No image is stored, and captured templates will be deleted when the passenger moves through the dedicated lane and boarded the aircraft.

“We are delighted,” states CEO of ADR, Uo de Carolis, “to announce the launch of this development in the Roman airport that, from today, is the first in Italy and one of the first in Europe to trial this innovative technology that will allow us to further increase the comfort of our passengers. We have recently received a further recognition that has praised Fiumicino’s quality, which has placed it in first place in Europe with regards to passenger satisfaction. We are confident that, thanks also to the use of new technology, we will be able to best meet the challenges of the future to guarantee you an ever safer and more comfortable stay at the airport.”

SFO launches Telos ID employee background checks

For behind the scenes identity verification, San Francisco International Airport (SFO) has selected Telos ID to provide biometric Designated Aviation Channeling (DAC) background checks approved by the Transportation Security Administration (TSA).

Individuals working in secured areas of the airport can be checked with the DAC service based on biometric and biographic data submitted by workers. Telos ID also uses the FBI Rap Back Program and provided training and integration for the system with HID SAFE, which is the airport identity management system (AIDMS) used by SFO.

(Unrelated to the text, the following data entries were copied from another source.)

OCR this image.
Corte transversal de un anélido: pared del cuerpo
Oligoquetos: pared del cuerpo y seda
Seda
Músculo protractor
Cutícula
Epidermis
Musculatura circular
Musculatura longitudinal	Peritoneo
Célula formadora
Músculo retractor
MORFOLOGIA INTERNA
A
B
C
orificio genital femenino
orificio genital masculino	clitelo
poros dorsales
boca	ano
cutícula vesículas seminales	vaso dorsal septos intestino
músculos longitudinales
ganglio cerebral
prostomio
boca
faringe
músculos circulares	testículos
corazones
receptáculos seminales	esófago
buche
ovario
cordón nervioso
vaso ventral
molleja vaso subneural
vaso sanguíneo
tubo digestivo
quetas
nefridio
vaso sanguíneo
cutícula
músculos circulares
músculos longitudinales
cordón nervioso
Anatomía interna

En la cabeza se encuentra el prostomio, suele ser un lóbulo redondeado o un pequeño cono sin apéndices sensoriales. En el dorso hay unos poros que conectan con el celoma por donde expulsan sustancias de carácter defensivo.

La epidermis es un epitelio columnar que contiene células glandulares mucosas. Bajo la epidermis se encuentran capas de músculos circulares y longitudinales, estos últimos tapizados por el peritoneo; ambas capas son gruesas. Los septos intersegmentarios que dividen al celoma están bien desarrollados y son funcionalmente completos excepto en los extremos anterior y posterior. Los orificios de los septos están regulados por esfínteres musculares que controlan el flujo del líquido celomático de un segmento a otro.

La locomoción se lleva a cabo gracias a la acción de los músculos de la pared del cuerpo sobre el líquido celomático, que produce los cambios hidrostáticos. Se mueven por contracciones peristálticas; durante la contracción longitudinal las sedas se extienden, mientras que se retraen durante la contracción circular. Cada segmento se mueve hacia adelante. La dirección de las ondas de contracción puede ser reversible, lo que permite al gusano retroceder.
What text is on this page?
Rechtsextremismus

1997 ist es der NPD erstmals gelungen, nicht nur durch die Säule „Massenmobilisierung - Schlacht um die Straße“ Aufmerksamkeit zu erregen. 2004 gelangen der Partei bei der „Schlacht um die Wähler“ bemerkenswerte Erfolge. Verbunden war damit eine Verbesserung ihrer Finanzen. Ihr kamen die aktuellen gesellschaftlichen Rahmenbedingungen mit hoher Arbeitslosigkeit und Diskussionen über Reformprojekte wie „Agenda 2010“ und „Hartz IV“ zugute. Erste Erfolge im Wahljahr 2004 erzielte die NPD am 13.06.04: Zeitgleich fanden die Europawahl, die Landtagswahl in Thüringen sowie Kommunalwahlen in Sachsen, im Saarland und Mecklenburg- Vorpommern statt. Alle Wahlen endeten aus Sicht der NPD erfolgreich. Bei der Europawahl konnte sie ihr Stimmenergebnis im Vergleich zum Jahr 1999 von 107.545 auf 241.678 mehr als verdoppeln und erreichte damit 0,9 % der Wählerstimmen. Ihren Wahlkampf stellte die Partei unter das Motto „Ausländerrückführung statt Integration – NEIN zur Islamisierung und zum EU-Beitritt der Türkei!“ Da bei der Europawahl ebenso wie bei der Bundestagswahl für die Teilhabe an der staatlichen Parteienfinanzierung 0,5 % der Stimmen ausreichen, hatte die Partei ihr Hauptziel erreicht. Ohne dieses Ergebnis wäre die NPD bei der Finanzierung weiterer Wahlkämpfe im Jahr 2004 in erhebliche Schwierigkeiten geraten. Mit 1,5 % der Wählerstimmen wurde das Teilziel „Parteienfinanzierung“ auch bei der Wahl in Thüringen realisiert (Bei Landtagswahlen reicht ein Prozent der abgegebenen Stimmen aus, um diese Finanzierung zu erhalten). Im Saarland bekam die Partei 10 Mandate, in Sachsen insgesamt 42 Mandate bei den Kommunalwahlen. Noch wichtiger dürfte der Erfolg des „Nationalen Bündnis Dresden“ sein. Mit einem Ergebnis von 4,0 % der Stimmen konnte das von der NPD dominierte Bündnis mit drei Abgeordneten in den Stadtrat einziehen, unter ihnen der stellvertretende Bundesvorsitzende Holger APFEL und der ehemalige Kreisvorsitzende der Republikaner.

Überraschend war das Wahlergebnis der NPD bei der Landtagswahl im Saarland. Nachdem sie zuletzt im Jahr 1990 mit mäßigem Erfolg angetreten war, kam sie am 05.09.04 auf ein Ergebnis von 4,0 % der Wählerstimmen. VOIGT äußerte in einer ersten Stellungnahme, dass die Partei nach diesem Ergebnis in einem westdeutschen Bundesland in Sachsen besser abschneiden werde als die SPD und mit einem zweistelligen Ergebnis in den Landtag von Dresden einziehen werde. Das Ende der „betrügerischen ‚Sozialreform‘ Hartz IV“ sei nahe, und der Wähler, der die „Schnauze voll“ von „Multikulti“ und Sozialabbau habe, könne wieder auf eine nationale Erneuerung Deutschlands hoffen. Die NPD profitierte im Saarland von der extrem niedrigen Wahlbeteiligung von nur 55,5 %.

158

“The DAC services deployment at San Francisco International Airport is notable for its size and scope, specifically the integration with SFO’s AIDMS, enabling efficient I-9 document transfer and Rap Back transmissions,” says Dawn E. Lucini, vice president of aviation security, Telos ID. “With more than 25 thousand badge holders, we have streamlined the worker background check process, while upholding the high security standards at SFO.”

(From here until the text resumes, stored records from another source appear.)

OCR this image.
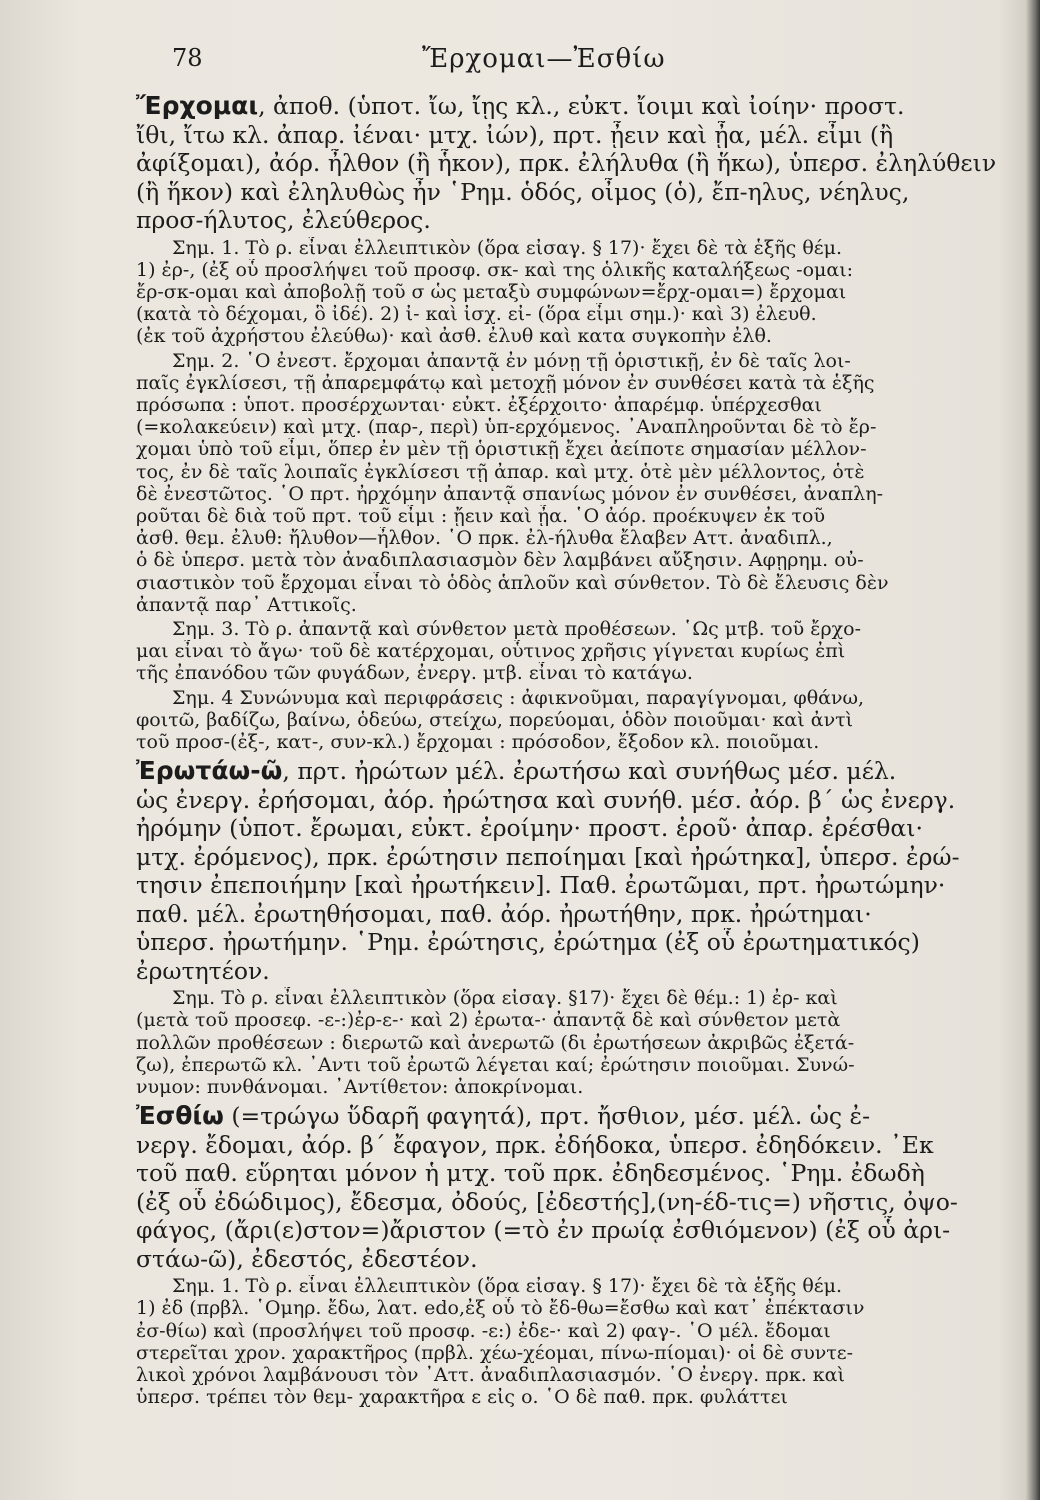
78	Ἔρχομαι—Ἐσθίω
Ἔρχομαι, ἀποθ. (ὑποτ. ἴω, ἴῃς κλ., εὐκτ. ἴοιμι καὶ ἰοίην· προστ.
ἴθι, ἴτω κλ. ἀπαρ. ἰέναι· μτχ. ἰών), πρτ. ᾖειν καὶ ᾖα, μέλ. εἶμι (ἢ
ἀφίξομαι), ἀόρ. ἦλθον (ἢ ἧκον), πρκ. ἐλήλυθα (ἢ ἥκω), ὑπερσ. ἐληλύθειν
(ἢ ἥκον) καὶ ἐληλυθὼς ἦν ῾Ρημ. ὁδός, οἶμος (ὁ), ἔπ-ηλυς, νέηλυς,
προσ-ήλυτος, ἐλεύθερος.
Σημ. 1. Τὸ ρ. εἶναι ἐλλειπτικὸν (ὅρα εἰσαγ. § 17)· ἔχει δὲ τὰ ἑξῆς θέμ.
1) ἐρ-, (ἐξ οὗ προσλήψει τοῦ προσφ. σκ- καὶ της ὁλικῆς καταλήξεως -ομαι:
ἔρ-σκ-ομαι καὶ ἀποβολῇ τοῦ σ ὡς μεταξὺ συμφώνων=ἔρχ-ομαι=) ἔρχομαι
(κατὰ τὸ δέχομαι, ὃ ἰδέ). 2) ἰ- καὶ ἰσχ. εἰ- (ὅρα εἶμι σημ.)· καὶ 3) ἐλευθ.
(ἐκ τοῦ ἀχρήστου ἐλεύθω)· καὶ ἀσθ. ἐλυθ καὶ κατα συγκοπὴν ἐλθ.
Σημ. 2. ῾Ο ἐνεστ. ἔρχομαι ἀπαντᾷ ἐν μόνῃ τῇ ὁριστικῇ, ἐν δὲ ταῖς λοι-
παῖς ἐγκλίσεσι, τῇ ἀπαρεμφάτῳ καὶ μετοχῇ μόνον ἐν συνθέσει κατὰ τὰ ἑξῆς
πρόσωπα : ὑποτ. προσέρχωνται· εὐκτ. ἐξέρχοιτο· ἀπαρέμφ. ὑπέρχεσθαι
(=κολακεύειν) καὶ μτχ. (παρ-, περὶ) ὑπ-ερχόμενος. ᾿Αναπληροῦνται δὲ τὸ ἔρ-
χομαι ὑπὸ τοῦ εἶμι, ὅπερ ἐν μὲν τῇ ὁριστικῇ ἔχει ἀείποτε σημασίαν μέλλον-
τος, ἐν δὲ ταῖς λοιπαῖς ἐγκλίσεσι τῇ ἀπαρ. καὶ μτχ. ὁτὲ μὲν μέλλοντος, ὁτὲ
δὲ ἐνεστῶτος. ῾Ο πρτ. ἠρχόμην ἀπαντᾷ σπανίως μόνον ἐν συνθέσει, ἀναπλη-
ροῦται δὲ διὰ τοῦ πρτ. τοῦ εἶμι : ᾔειν καὶ ᾖα. ῾Ο ἀόρ. προέκυψεν ἐκ τοῦ
ἀσθ. θεμ. ἐλυθ: ἤλυθον—ἦλθον. ῾Ο πρκ. ἐλ-ήλυθα ἔλαβεν Αττ. ἀναδιπλ.,
ὁ δὲ ὑπερσ. μετὰ τὸν ἀναδιπλασιασμὸν δὲν λαμβάνει αὔξησιν. Αφῃρημ. οὐ-
σιαστικὸν τοῦ ἔρχομαι εἶναι τὸ ὁδὸς ἁπλοῦν καὶ σύνθετον. Τὸ δὲ ἔλευσις δὲν
ἀπαντᾷ παρ᾿ Αττικοῖς.
Σημ. 3. Τὸ ρ. ἀπαντᾷ καὶ σύνθετον μετὰ προθέσεων. ῾Ως μτβ. τοῦ ἔρχο-
μαι εἶναι τὸ ἄγω· τοῦ δὲ κατέρχομαι, οὗτινος χρῆσις γίγνεται κυρίως ἐπὶ
τῆς ἐπανόδου τῶν φυγάδων, ἐνεργ. μτβ. εἶναι τὸ κατάγω.
Σημ. 4 Συνώνυμα καὶ περιφράσεις : ἀφικνοῦμαι, παραγίγνομαι, φθάνω,
φοιτῶ, βαδίζω, βαίνω, ὁδεύω, στείχω, πορεύομαι, ὁδὸν ποιοῦμαι· καὶ ἀντὶ
τοῦ προσ-(ἐξ-, κατ-, συν-κλ.) ἔρχομαι : πρόσοδον, ἔξοδον κλ. ποιοῦμαι.
Ἐρωτάω-ῶ, πρτ. ἠρώτων μέλ. ἐρωτήσω καὶ συνήθως μέσ. μέλ.
ὡς ἐνεργ. ἐρήσομαι, ἀόρ. ἠρώτησα καὶ συνήθ. μέσ. ἀόρ. β΄ ὡς ἐνεργ.
ἠρόμην (ὑποτ. ἔρωμαι, εὐκτ. ἐροίμην· προστ. ἐροῦ· ἀπαρ. ἐρέσθαι·
μτχ. ἐρόμενος), πρκ. ἐρώτησιν πεποίημαι [καὶ ἠρώτηκα], ὑπερσ. ἐρώ-
τησιν ἐπεποιήμην [καὶ ἠρωτήκειν]. Παθ. ἐρωτῶμαι, πρτ. ἠρωτώμην·
παθ. μέλ. ἐρωτηθήσομαι, παθ. ἀόρ. ἠρωτήθην, πρκ. ἠρώτημαι·
ὑπερσ. ἠρωτήμην. ῾Ρημ. ἐρώτησις, ἐρώτημα (ἐξ οὗ ἐρωτηματικός)
ἐρωτητέον.
Σημ. Τὸ ρ. εἶναι ἐλλειπτικὸν (ὅρα εἰσαγ. §17)· ἔχει δὲ θέμ.: 1) ἐρ- καὶ
(μετὰ τοῦ προσεφ. -ε-:)ἐρ-ε-· καὶ 2) ἐρωτα-· ἀπαντᾷ δὲ καὶ σύνθετον μετὰ
πολλῶν προθέσεων : διερωτῶ καὶ ἀνερωτῶ (δι ἐρωτήσεων ἀκριβῶς ἐξετά-
ζω), ἐπερωτῶ κλ. ᾿Αντι τοῦ ἐρωτῶ λέγεται καί; ἐρώτησιν ποιοῦμαι. Συνώ-
νυμον: πυνθάνομαι. ᾿Αντίθετον: ἀποκρίνομαι.
Ἐσθίω (=τρώγω ὕδαρῆ φαγητά), πρτ. ἤσθιον, μέσ. μέλ. ὡς ἐ-
νεργ. ἔδομαι, ἀόρ. β΄ ἔφαγον, πρκ. ἐδήδοκα, ὑπερσ. ἐδηδόκειν. ᾿Εκ
τοῦ παθ. εὕρηται μόνον ἡ μτχ. τοῦ πρκ. ἐδηδεσμένος. ῾Ρημ. ἐδωδὴ
(ἐξ οὗ ἐδώδιμος), ἔδεσμα, ὀδούς, [ἐδεστής],(νη-έδ-τις=) νῆστις, ὀψο-
φάγος, (ἄρι(ε)στον=)ἄριστον (=τὸ ἐν πρωίᾳ ἐσθιόμενον) (ἐξ οὗ ἀρι-
στάω-ῶ), ἐδεστός, ἐδεστέον.
Σημ. 1. Τὸ ρ. εἶναι ἐλλειπτικὸν (ὅρα εἰσαγ. § 17)· ἔχει δὲ τὰ ἑξῆς θέμ.
1) ἐδ (πρβλ. ῾Ομηρ. ἔδω, λατ. edo,ἐξ οὗ τὸ ἔδ-θω=ἔσθω καὶ κατ᾿ ἐπέκτασιν
ἐσ-θίω) καὶ (προσλήψει τοῦ προσφ. -ε:) ἐδε-· καὶ 2) φαγ-. ῾Ο μέλ. ἔδομαι
στερεῖται χρον. χαρακτῆρος (πρβλ. χέω-χέομαι, πίνω-πίομαι)· οἱ δὲ συντε-
λικοὶ χρόνοι λαμβάνουσι τὸν ᾿Αττ. ἀναδιπλασιασμόν. ῾Ο ἐνεργ. πρκ. καὶ
ὑπερσ. τρέπει τὸν θεμ- χαρακτῆρα ε εἰς ο. ῾Ο δὲ παθ. πρκ. φυλάττει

Telos ID says its DAC services meet TSA and DHS requirements for handling personally identifiable information (PII), yet allows users to securely access the system from anywhere as an encrypted, web-based solution.

Tokyo gets NEC waiting time system

Facial biometrics from NEC are powering the new Waiting Time Forecast System at the International Passenger Terminal of Tokyo’s Haneda Airport.

The system combines the crowd behavior analysis capabilities of NEC the WISE and 3D stereo-visual sensors which capture the movements of people on-screen. Together the technologies enable analysis of passenger numbers and flow, and real-time visualization of congestion to estimate wait time.

The company hopes the technology will increase convenience for passengers and allow for more even utilization of security inspection sites to reduce delays. NEC also plans to further develop the technology for improved accuracy and longer—range wait time estimates.

“In addition to airport systems, NEC will continue to develop advanced ICT-based solutions and services, including video analysis technologies, for introduction to stadiums, theme parks, and other leading facilities,” comments NEC Corporation Smart Infrastructure Division General Manager Kazuo Watanabe. “NEC positions its safety business as an engine for global growth, and will continue to promote the NEC Safer Cities initiative for building smart cities based on proprietary technologies that support safety, security and contribute to the creation of an affluent society.”

Digi Yatra attracts 2,600 sign-ups and criticism

The Digi Yatra program has signed up more than 2,600 people for facial biometric verification at Delhi Airport’s Terminal 3, MediaNama reports.

The Minister of State for the Civil Aviation Ministry updated the Lok Sabha on the progress of the scheme, which was launched in 2018, and said the first phase of the Digi Yatra rollout has reached airports at Kolkata, Pune, Vijayawada, Varanasi, Hyderabad, Bengaluru, Cochin, Mumbai and Delhi. The voluntary Delhi Airport trial launched in September.

MediaNama questions whether the system really is “seamless,” as authorities suggest. The article notes that for those without Aadhaar, a manual document check must be performed on sign-up, and suggests that unless it is made mandatory, it will not prevent fake tickets or identification from being used. The report also expresses concern that the data retention policies are only set for the trials, and that the system could be integrated with others, like the Crime and Criminal Tracking Network and Systems (CCTNS).